Was eine Kommune im innersten zusammenhält

14.2.2020, 14:47 Uhr
Für ihr Theaterstück haben die Schüler der Knabenrealschule und des Ostendorfer Gymnasiums in der Turnhalle der Realschule viel Applaus erhalten.

© Foto: Andre De Geare Für ihr Theaterstück haben die Schüler der Knabenrealschule und des Ostendorfer Gymnasiums in der Turnhalle der Realschule viel Applaus erhalten.

Doch zurück zu Sabine. So heißt zwar auch die Leiterin der Knabenrealschule Neumarkt, Sabine Söllner-Gsell, mit Vornamen, doch am Montag dieser Woche war es ein Sturmtief gleichen Vornamens, das den Schülern einen Tag Auszeit zuhause bescherte. Umso beachtlicher dann die Leistung, die in nur drei Tagen auf die Beine gestellt wurde. Denn die Projektverantwortlichen trafen sich am Montag nur mit den Interviewpartnern, es wurde intensiv diskutiert, doch ansonsten war es ein ruhiger Tag, an dem in Neumarkt ab und an Böen lauter pfiffen.

Dreiteiliges Projekt

Das Projekt war dreiteilig angelegt: In der gestrigen Ausgabe der Neumarkter Nachrichten gab es eine Sonderseite mit Ergebnissen der Arbeit. Am Donnerstag Abend war Premiere einer 90-minütigen Talkshow, gestaltet von den Schülern und ihren Interviewpartnern. Und am Sonntag Vormittag ist eine eigene Sondersendung auf der Frequenz von Charivari Regensburg und Charivari Nürnberg zu hören. Der Clou: Beide Blöcke sind unterschiedlich gestaltet, je nach dem Schwerpunkt der Redaktion.

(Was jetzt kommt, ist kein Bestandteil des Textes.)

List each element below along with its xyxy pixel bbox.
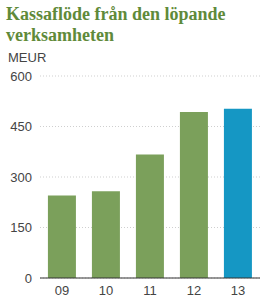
svg-text:150: 150 xyxy=(10,220,32,235)
html-text:MEUR: MEUR xyxy=(8,50,47,65)
svg-text:09: 09 xyxy=(55,283,69,298)
html-text:Kassaflöde från den löpande ve: Kassaflöde från den löpande verksamheten xyxy=(6,4,226,45)
svg-text:600: 600 xyxy=(10,69,32,84)
svg-text:12: 12 xyxy=(187,283,201,298)
svg-text:11: 11 xyxy=(143,283,157,298)
svg-text:300: 300 xyxy=(10,170,32,185)
svg-text:0: 0 xyxy=(25,271,32,286)
svg-text:450: 450 xyxy=(10,119,32,134)
svg-text:10: 10 xyxy=(99,283,113,298)
svg-text:13: 13 xyxy=(231,283,245,298)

Außerdem finden sich beide Beiträge in den Podcasts der Sender im Internet.

 Doch zurück auf die Bühne: Das war echt stark. Theater-Pädagoge Jean-Francois Drozak zeigte vor minimalistischer Kulisse und mit noch minimalistischerer Requisite – sechs zerbeulte Blechkannen – was Theater kann. Die Zuschauer fesseln, gefangen nehmen, überzeugen. Was aber nur gelingen konnte, weil seine Darsteller schon viel Können zeigten. Die Talkshow war raffiniert aufgebaut: Der Talkgast hatte im Interview im Vorfeld aus seinem Leben, von seinen Erfahrungen erzählt. Die Schüler spielten gekonnt einzelne Szenen, auch gerne etwas überspitzt und karikierend, nach. Und Drozak interviewte anschließend sein Gegenüber, ging auch gerne mal etwas tiefer.

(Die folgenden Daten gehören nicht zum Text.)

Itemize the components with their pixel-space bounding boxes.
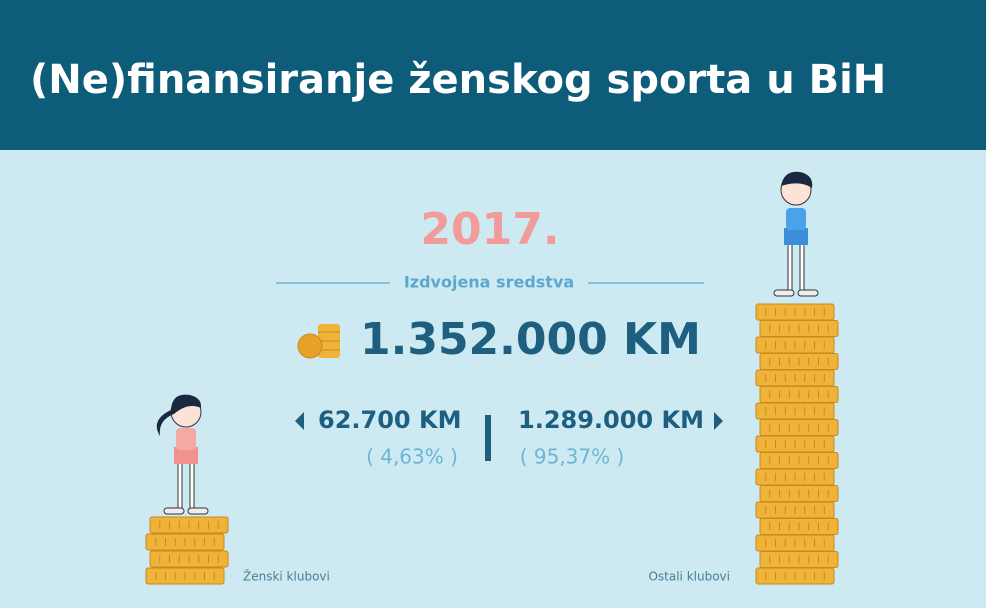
header-band — [0, 0, 986, 150]
boy-figure — [773, 171, 819, 297]
coin — [759, 551, 839, 568]
coin — [755, 369, 835, 387]
title: (Ne)finansiranje ženskog sporta u BiH — [30, 57, 886, 103]
coin — [759, 386, 839, 403]
arrow-left — [295, 412, 304, 430]
coin — [755, 303, 835, 321]
women-share: ( 4,63% ) — [366, 445, 458, 469]
coin — [145, 567, 225, 585]
coin — [755, 435, 835, 453]
coin — [145, 533, 225, 551]
coin-stacks — [145, 303, 839, 585]
coin — [755, 534, 835, 552]
subtitle: Izdvojena sredstva — [404, 273, 574, 292]
others-label: Ostali klubovi — [648, 570, 730, 584]
arrow-right — [714, 412, 723, 430]
total: 1.352.000 KM — [360, 314, 701, 365]
coin — [149, 550, 229, 568]
others-amount: 1.289.000 KM — [518, 406, 704, 434]
coin — [755, 402, 835, 420]
women-label: Ženski klubovi — [243, 569, 330, 584]
coin — [149, 516, 229, 534]
coin-icon — [297, 324, 340, 359]
others-share: ( 95,37% ) — [520, 445, 625, 469]
coin — [755, 501, 835, 519]
women-amount: 62.700 KM — [318, 406, 461, 434]
coin — [759, 518, 839, 535]
year: 2017. — [420, 204, 559, 255]
coin — [759, 353, 839, 370]
coin — [759, 452, 839, 469]
coin — [755, 336, 835, 354]
coin — [755, 567, 835, 585]
coin — [759, 419, 839, 436]
coin — [755, 468, 835, 486]
coin — [759, 320, 839, 337]
coin — [759, 485, 839, 502]
divider — [485, 415, 491, 461]
girl-figure — [156, 394, 209, 515]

Gäste waren: Susanne Sippl vom gleichnamigen Sanitätshaus in Neumarkt und stark in der Flüchlingshilfe engagiert; Stefanie Haubner von Haubner Treppen in Neumarkt, Thomas Thumann, Leiter des Neumarkter Hauptamts im Rathaus und Adolf Schlierf, Stadtrat ehrenhalber, 41. Stadtrat der Kommune und seit 1979 in jeder Stadtratssitzung dabei – nur drei hat er seither verpasst.

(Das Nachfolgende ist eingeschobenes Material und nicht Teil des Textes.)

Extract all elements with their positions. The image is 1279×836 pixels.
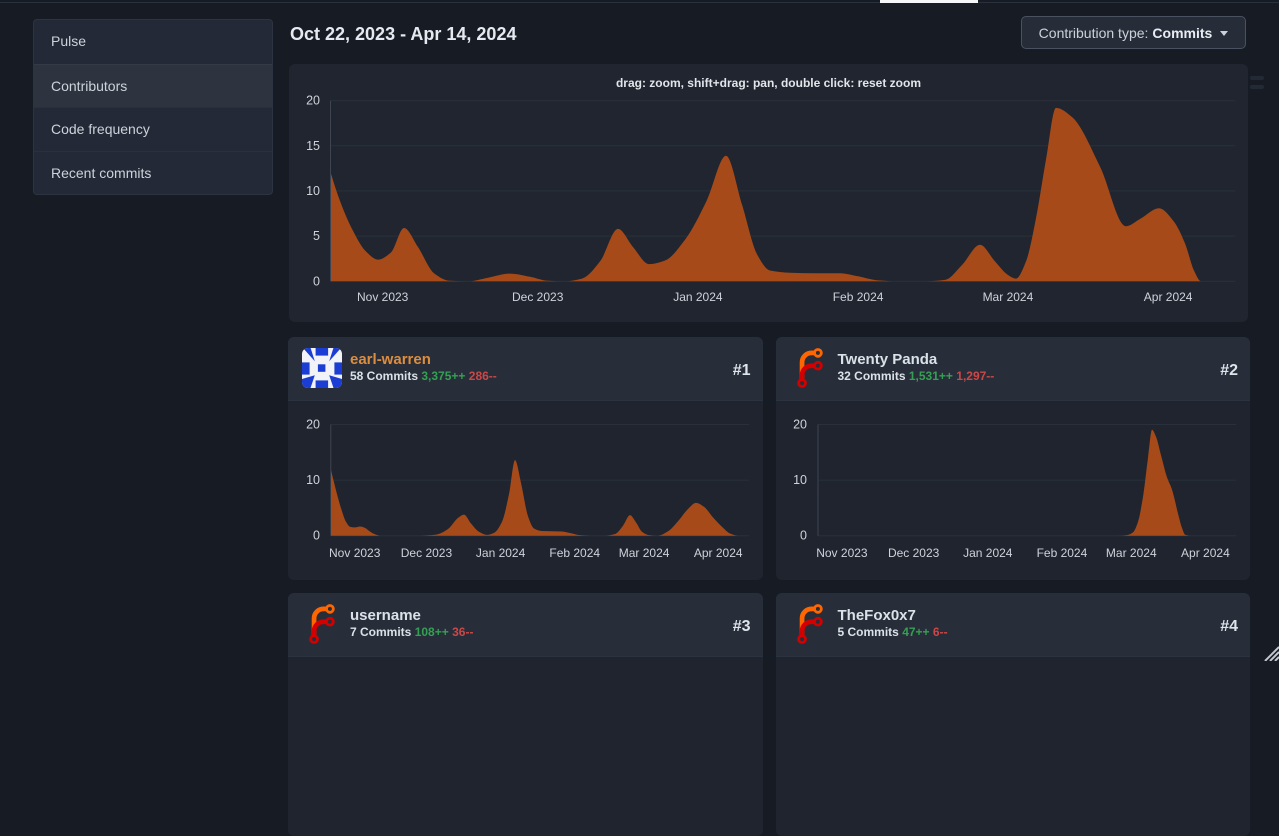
svg-text:15: 15 xyxy=(306,139,320,153)
svg-text:Apr 2024: Apr 2024 xyxy=(1144,290,1193,304)
svg-text:Jan 2024: Jan 2024 xyxy=(476,546,526,560)
svg-text:Feb 2024: Feb 2024 xyxy=(833,290,884,304)
svg-text:20: 20 xyxy=(306,94,320,108)
svg-text:Jan 2024: Jan 2024 xyxy=(673,290,723,304)
svg-text:Mar 2024: Mar 2024 xyxy=(1106,546,1157,560)
svg-text:Dec 2023: Dec 2023 xyxy=(401,546,453,560)
svg-text:Feb 2024: Feb 2024 xyxy=(549,546,600,560)
svg-text:20: 20 xyxy=(306,418,320,432)
svg-text:5: 5 xyxy=(313,229,320,243)
svg-text:20: 20 xyxy=(793,418,807,432)
svg-text:Mar 2024: Mar 2024 xyxy=(619,546,670,560)
svg-text:Nov 2023: Nov 2023 xyxy=(329,546,381,560)
svg-text:0: 0 xyxy=(313,274,320,288)
svg-text:Jan 2024: Jan 2024 xyxy=(963,546,1013,560)
svg-text:10: 10 xyxy=(793,473,807,487)
svg-text:0: 0 xyxy=(800,529,807,543)
svg-text:Nov 2023: Nov 2023 xyxy=(357,290,409,304)
svg-text:Feb 2024: Feb 2024 xyxy=(1037,546,1088,560)
svg-text:0: 0 xyxy=(313,529,320,543)
svg-text:10: 10 xyxy=(306,473,320,487)
svg-text:Mar 2024: Mar 2024 xyxy=(983,290,1034,304)
svg-text:Apr 2024: Apr 2024 xyxy=(694,546,743,560)
svg-text:Nov 2023: Nov 2023 xyxy=(816,546,868,560)
svg-text:Dec 2023: Dec 2023 xyxy=(888,546,940,560)
svg-text:Apr 2024: Apr 2024 xyxy=(1181,546,1230,560)
svg-text:10: 10 xyxy=(306,184,320,198)
svg-text:Dec 2023: Dec 2023 xyxy=(512,290,564,304)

Jeder der Talk-Partner brachte seine Sicht auf das Gemeinwesen ein. Stefanie Haubner als Jung-Unternehmerin, die mit ihrem Bruder in das Unternehmen der Eltern hineingewachsen ist. Über das Arbeiten früher und heute. Über den ständigen Aktualitätsdruck in einer digitalisierten Welt. Thomas Thumann, der Entscheidungen der Verwaltung erklärte. Es müssten für alle die gleichen, nachvollziehbaren Regeln gelten. Der aber auch nüchtern konstatierte: Das Vertrauen in das Handeln der Verwaltung sei im Laufe der Jahre gesunken, Einzel-Interessen würden oft überwiegen, inklusive dem Gang zum Rechtsanwalt.

Bedürfnis zu helfen

Oder Susanne Sippl. Die, als 2015 die Zahl der Flüchtlinge in Deutschland wuchs, das Wort der Kanzlerin wörtlich nahm und es mit vielen anderen Neumarktern schaffte. Neben dem eigenen Unternehmen ehrenamtlich zu helfen, ohne doppelten Boden, weil es ihr ein Bedürfnis war. Und die heute sagt: Die Arbeit ist noch nicht zu Ende, es ist noch viel zu tun. Und es auch tut. So, wie Adolf Schlierf, der als bestens informierter Beobachter jede Stadtratssitzung besucht, der das Miteinander und das Gegeneinander verfolgt, den Stadträten zuhört und sich oft über Jahre sein Urteil bildet, ob er nun den einen oder anderen bei der nächsten Kommunalwahl noch einmal wählen würde. Der sagt, früher sind sie auch nach heftiger Debatte nachher noch zum Schafkopfen gegangen. Und der das heute vermisst. Weil der Umgang miteinander dadurch ein anderer, auch rauerer geworden ist.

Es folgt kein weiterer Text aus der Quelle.